Его последнее появление на сцене было позорным, но символичным для его будущего как драматурга. Для него не нашлось никакой роли. Он предложил работать суфлером, и его приняли. Так закончилась карьера, в которую он вступил с таким славным рвением.
ГЛАВА III
«ВРЕМЯ БРОЖЕНИЯ»
Подгоняемый несчастьями, строптивый ученый вернулся в Уппсалу, решив отличиться, получив степень или написав успешную пьесу, которая компенсировала бы прошлые неудачи. Его возвращение стало возможным благодаря обладанию несколькими сотнями крон, оставленными ему по завещанию матери.
С пятью родственными душами он основал поэтическую гильдию, которой было дано название «Руна» — «Песня». Встречи братьев были поводами для импровизаций и выпивки, для придирчивых споров и эпикурейских излишеств. Они философствовали о жизни и литературе, выражали радость существования в музыке и алкогольную меланхолию в грустных рассказах о страданиях.
Август писал и читал стихи, которые дышали идеализмом, поклонением природе и патриотизмом. Он пел под гитару, иногда сентиментальные народные песни, иногда композиции менее достойного рода.
Диалектика компании стимулировала способности Августа к выражению, хотя они мешали его занятиям.

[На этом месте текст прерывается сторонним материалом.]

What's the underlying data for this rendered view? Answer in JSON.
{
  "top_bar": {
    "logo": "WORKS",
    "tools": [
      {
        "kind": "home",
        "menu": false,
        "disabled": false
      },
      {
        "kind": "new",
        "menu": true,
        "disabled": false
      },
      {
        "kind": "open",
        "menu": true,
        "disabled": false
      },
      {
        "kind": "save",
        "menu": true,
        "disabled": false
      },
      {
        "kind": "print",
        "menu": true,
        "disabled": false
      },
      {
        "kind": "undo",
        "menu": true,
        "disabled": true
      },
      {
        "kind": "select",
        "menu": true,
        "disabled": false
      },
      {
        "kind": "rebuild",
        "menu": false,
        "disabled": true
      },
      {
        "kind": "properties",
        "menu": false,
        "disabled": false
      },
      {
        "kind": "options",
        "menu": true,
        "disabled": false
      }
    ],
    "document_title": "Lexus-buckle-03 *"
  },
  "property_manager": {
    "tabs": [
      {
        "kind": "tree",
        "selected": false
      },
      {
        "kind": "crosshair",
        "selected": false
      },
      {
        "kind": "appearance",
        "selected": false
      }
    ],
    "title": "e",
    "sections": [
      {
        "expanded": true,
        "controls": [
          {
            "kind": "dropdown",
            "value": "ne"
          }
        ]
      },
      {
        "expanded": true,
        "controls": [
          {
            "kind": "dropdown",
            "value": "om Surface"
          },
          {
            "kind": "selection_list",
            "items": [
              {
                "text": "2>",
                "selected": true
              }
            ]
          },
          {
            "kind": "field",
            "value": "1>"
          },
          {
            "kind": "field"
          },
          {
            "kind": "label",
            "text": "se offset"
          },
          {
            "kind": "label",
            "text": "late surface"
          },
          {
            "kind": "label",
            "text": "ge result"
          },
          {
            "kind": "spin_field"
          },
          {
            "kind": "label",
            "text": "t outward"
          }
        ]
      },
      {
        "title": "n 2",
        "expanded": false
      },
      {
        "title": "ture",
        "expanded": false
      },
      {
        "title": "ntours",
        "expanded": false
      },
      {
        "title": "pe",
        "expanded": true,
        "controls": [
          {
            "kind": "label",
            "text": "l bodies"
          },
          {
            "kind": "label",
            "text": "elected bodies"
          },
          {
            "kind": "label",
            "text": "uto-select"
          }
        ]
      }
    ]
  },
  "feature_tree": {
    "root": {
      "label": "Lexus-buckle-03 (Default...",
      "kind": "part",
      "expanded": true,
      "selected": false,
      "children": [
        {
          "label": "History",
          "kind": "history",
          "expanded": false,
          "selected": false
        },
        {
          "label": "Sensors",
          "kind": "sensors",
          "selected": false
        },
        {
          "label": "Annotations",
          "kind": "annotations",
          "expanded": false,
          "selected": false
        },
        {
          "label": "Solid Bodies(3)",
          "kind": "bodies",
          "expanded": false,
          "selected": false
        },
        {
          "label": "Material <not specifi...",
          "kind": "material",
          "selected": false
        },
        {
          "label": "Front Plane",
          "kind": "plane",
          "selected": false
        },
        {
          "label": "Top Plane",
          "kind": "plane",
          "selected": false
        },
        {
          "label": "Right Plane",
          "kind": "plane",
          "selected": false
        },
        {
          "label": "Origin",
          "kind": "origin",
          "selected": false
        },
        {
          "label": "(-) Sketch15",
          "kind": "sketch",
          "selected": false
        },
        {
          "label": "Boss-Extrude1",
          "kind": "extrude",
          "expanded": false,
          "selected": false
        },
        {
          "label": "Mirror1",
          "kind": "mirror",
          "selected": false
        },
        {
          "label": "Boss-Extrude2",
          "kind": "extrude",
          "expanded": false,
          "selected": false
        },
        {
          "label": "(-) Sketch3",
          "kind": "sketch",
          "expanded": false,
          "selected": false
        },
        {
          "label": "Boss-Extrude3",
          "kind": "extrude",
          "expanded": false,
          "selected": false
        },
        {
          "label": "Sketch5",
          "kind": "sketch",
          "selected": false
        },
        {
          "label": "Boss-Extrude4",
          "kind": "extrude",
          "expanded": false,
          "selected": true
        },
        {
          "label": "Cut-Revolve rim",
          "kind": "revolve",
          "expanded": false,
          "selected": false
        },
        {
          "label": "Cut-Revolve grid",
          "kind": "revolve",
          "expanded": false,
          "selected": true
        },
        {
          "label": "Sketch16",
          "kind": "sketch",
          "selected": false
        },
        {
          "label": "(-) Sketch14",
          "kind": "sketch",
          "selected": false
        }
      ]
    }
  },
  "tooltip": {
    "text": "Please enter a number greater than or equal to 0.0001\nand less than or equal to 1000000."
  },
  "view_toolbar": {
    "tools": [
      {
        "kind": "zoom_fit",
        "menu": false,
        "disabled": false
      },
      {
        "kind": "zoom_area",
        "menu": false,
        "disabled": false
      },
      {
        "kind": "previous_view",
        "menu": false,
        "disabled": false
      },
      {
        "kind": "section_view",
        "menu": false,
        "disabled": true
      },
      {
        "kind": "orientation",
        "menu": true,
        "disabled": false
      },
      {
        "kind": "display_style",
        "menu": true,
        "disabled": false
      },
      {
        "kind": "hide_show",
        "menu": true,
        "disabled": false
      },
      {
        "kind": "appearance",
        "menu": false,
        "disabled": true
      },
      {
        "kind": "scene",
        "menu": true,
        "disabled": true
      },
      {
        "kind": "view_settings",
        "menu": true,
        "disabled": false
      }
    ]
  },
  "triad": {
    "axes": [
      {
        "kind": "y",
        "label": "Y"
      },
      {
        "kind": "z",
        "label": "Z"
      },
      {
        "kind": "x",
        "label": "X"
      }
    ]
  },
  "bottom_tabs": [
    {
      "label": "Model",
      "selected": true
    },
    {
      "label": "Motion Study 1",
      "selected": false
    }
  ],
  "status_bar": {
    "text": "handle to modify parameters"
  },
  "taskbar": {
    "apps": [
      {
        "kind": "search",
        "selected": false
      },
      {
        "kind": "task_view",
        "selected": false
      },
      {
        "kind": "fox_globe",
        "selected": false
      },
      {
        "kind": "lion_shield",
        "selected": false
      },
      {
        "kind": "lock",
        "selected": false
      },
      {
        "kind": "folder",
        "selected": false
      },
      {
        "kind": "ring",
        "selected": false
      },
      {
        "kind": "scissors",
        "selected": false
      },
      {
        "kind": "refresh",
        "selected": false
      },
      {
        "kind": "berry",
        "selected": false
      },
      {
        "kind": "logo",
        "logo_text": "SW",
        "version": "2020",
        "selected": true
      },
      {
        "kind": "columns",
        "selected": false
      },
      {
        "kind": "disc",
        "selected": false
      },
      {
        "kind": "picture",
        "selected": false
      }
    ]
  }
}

Друг посоветовал ему написать одноактную пьесу в стихах. Это, сказал он, имело бы больше шансов быть поставленным, чем трагедия в пяти актах, которую Август считал более подходящей. Одноактная пьеса была написана за две недели. Она называлась «В Риме» и рассказывала о первом пребывании Торвальдсена в этом городе. Идея давно присутствовала в его уме. Она вырвалась в драматическую форму с несомненной силой, и друзья, признав, что в ней есть живой дух, пророчили, что она будет принята. Рождение пьесы было должным образом отпраздновано попойками, на которых автора приветствовали с щедрым восхищением.